Porté par une distribution éblouissante, le film d’Emmanuel Mouret rappelle que le cinéaste est le meilleur pour disséquer le sentiment amoureux en France et ses fluctuations.
Joan n'est plus amoureuse de Victor et souffre de se sentir malhonnête avec lui. Alice, sa meilleure amie, la rassure : elle-même n’éprouve aucune passion pour Eric et pourtant leur couple se porte à merveille ! Elle ignore qu’il a une liaison avec Rebecca, leur amie commune... Quand Joan décide finalement de quitter Victor, la vie des trois amies et leurs histoires s’en trouvent bouleversées.
Un film qui utilise comme bande-son la barcarole de Charles-Valentin Alkan peut-il être mauvais ? Probablement pas. En tout cas, cette courte mélodie est à l’image du film. Simple mais expressive. Aux tonalités parfois tragiques, parfois plus joyeuses. Cette mélopée revient d’ailleurs régulièrement souligner les élans du cœur qui animent les personnages.
Emmanuel Mouret relate, avec une constance certaine, l’inconstance des sentiments et leur grande variabilité. Il y a Joan qui ne conçoit l’amour qu’avec passion. Au contraire, Alice considère que l’amour peut se confondre avec l’affection.

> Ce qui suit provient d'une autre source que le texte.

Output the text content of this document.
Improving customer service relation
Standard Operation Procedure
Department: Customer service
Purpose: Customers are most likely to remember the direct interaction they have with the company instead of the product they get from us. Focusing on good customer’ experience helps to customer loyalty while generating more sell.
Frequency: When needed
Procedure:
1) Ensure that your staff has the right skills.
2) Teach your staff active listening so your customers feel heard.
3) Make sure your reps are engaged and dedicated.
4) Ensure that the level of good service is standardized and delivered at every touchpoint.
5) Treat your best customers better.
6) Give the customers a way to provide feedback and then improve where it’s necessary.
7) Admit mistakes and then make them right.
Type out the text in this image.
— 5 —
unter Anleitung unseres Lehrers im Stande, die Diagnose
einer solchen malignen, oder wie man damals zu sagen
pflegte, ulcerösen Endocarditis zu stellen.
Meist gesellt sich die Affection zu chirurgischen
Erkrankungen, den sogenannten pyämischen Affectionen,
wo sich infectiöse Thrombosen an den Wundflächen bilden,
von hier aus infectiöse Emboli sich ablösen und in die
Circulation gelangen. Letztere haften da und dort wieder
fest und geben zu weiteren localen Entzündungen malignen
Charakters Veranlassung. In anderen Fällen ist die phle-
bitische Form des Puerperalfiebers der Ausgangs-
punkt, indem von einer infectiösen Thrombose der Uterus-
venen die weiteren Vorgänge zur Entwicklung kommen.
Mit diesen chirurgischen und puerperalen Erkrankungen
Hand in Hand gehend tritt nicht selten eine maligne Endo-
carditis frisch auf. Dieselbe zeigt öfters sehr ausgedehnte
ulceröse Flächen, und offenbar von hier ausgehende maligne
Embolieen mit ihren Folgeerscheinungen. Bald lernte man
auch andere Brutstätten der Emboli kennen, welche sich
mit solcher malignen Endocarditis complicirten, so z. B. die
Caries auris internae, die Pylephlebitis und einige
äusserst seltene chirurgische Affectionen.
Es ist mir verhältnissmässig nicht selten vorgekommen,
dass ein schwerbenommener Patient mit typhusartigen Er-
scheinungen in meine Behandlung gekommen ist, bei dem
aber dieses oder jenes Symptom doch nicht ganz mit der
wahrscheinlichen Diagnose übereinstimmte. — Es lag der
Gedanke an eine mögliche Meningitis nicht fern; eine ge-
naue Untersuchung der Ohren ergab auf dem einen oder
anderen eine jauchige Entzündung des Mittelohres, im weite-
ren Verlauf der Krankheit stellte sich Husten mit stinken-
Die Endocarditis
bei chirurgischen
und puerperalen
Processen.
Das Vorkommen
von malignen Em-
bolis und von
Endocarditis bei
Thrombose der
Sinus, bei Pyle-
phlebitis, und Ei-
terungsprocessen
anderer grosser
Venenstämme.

Et puis, il y a Rebecca pour qui ne croit qu’en l’amour enflammé. En un peu moins de deux heures, le cinéaste filmera le désenchantement et leur évolution sentimentale.
Les quatre derniers films de Mouret témoignent d’une évolution et d’un gain de maturité dans son cinéma. Réalisateur à ses débuts de films charmants, légers (L’art d’aimer, joli film à sketch), Mouret a perdu en fraîcheur ce qu’il a gagné en maîtrise et en profondeur. Ce qui est resté en revanche, c’est la légèreté. En témoigne cette voix-off qui ouvre le film, qui revient de temps à autres et qui apporte un peu de distance par rapport à ce qu’on voit. Comme pour nous rappeler que tout ce qui relève des sentiments n’est au fond pas si grave. Les trois amies du titre sont enseignantes et ça n’est pas un hasard. Trois amies est avant tout le récit d’apprentissage du sentiment amoureux par nos trois protagonistes.
Ce qui m’a beaucoup séduit, c’est l’élégance du film dans son ensemble. De la délicatesse des dialogues et des interprétations à la photographie lumineuse du film en passant par l’atmosphère très cultivée du film. On visite des musées, on va voir des films de Buster Keaton au cinéma ou on discute peinture. J’y ai retrouvé la finesse, l’élégance des meilleurs films de Woody Allen et de Pascal Thomas dans cette érudition. Et ça fait du bien.
Dans un même registre d’idée, la bande-son du film est une pure merveille. Alkan, comme déjà écrit. Mais aussi la Fantaisie brillante de Carmen et quelques mélodies au piano accompagnent délicatement les errances sentimentales et amoureuses des personnages.
Ce qui a fini de m’achever et m’a comblé de bonheur, c’est la distribution impeccable qu’a réunie Mouret. Camille Cottin est excellente dans une interprétation très délicate. Grégoire Ludig est très bon et assez étonnant de profondeur. Sara Forestier, qu’on n’avait plus vue depuis plusieurs années, est absolument craquante et a des dons comiques si évidents qu’on s’étonne de ne pas l’avoir jamais vue dans une comédie. Et puis, il y a India Hair, la respiration du film, tant l’actrice irradie le film, à moins que ce ne soit le film qui l’illumine. Actrice géniale, jusque-là dans des seconds rôles, elle est enfin en tête d’affiche et peut déployer ses vastes talents de comédienne. Et notamment, une diction vraiment étonnante comme si elle balbutiait chaque mot.
Trois amies m’a offert une vraie respiration. Entre la légèreté des dialogues et la profondeur des émotions, j’ai trouvé dans ce film un souffle rafraîchissant, un moment suspendu où l'on prend le temps d’observer les battements irréguliers du cœur humain. Un film élégant et sincère, qui laisse derrière lui une douce mélancolie et l’envie d’y retourner.